X.com (Twitter) 全量推文采集技能。支持三种采集方案:自动搜索模式、GraphQL API 模式、DOM 滚动模式。Complete X.com tweet scraping skill with three strategies: auto-search, GraphQL API, and DOM scrolling.
---
name: x-scraper-comprehensive
description: "X.com (Twitter) 全量推文采集技能。支持三种采集方案:自动搜索模式、GraphQL API 模式、DOM 滚动模式。

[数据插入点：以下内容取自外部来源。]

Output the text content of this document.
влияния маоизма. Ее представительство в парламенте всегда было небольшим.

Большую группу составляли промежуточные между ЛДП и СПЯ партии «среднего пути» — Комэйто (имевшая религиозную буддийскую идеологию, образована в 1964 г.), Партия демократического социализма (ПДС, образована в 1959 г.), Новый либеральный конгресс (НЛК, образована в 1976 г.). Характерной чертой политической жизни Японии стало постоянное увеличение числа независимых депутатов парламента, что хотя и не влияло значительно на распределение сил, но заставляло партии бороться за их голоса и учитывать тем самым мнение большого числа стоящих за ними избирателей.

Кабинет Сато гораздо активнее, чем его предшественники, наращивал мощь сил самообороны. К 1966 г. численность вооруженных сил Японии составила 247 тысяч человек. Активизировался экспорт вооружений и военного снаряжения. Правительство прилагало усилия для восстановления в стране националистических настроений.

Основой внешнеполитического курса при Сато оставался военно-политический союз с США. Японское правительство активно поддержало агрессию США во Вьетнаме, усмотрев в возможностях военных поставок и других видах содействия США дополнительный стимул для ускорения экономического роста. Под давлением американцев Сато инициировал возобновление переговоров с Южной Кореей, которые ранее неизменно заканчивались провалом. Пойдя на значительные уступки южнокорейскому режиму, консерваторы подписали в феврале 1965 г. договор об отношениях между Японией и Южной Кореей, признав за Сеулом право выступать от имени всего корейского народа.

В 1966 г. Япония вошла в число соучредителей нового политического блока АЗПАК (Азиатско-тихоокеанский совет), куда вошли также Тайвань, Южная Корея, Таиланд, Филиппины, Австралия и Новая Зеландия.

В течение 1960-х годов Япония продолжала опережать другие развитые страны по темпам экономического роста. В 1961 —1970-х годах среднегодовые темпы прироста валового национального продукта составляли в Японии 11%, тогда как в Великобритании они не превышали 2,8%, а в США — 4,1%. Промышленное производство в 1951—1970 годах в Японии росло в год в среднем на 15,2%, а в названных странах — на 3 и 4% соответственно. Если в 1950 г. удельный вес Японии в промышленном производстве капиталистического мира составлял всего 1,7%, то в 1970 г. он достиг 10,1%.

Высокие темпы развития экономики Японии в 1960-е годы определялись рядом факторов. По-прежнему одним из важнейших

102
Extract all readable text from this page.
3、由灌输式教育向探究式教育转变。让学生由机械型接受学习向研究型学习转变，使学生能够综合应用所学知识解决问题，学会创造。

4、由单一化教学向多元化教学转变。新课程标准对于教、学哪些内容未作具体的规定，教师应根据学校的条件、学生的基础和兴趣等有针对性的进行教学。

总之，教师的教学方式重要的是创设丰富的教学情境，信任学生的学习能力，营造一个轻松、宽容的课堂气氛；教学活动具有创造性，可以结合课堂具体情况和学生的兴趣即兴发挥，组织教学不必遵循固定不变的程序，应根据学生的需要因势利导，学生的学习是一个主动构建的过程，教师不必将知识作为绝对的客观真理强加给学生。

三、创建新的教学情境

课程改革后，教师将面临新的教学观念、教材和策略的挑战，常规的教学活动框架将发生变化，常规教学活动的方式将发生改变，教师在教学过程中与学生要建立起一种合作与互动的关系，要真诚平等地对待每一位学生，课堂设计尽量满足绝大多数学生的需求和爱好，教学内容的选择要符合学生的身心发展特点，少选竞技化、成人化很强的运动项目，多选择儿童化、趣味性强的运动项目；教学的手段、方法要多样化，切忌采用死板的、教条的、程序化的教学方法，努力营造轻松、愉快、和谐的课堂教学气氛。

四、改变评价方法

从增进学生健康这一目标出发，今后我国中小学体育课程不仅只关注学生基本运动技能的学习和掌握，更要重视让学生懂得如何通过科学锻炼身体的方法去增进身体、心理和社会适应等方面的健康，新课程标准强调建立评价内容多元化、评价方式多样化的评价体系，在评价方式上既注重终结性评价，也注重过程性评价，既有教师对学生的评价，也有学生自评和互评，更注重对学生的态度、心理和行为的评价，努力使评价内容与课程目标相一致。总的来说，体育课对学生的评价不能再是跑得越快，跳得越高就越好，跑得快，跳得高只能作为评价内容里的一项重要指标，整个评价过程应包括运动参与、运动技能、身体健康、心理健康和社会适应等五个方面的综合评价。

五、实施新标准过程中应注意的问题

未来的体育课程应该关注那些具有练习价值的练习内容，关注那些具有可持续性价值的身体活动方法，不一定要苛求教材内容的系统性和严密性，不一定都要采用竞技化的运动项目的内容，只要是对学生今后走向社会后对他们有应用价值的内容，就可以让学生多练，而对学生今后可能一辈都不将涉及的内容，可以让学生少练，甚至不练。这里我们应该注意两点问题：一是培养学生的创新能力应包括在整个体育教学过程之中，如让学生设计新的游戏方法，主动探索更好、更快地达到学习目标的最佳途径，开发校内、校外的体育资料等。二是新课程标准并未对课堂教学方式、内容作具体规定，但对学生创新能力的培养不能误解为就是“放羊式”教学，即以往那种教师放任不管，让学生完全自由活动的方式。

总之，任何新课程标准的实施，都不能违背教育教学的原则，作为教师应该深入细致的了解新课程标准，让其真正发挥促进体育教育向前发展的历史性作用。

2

Complete X.com tweet scraping skill with three strategies: auto-search, GraphQL API, and DOM scrolling."
tags:
- twitter-scraper
- x-tweet-collector
- playwright-automation
- web-scraping
- data-collection
- social-media-analytics
- x-api-scraping
- browser-automation
- tweet-archive
- python-scraper
agent_created: true
---
# X.com 全量推文采集 / X.com Comprehensive Tweet Scraper
**中文**: 通过 Playwright 浏览器自动化三种方案采集 X 用户的公开推文历史。
**English**: Scrape public tweet history from X.com users via three Playwright-based strategies.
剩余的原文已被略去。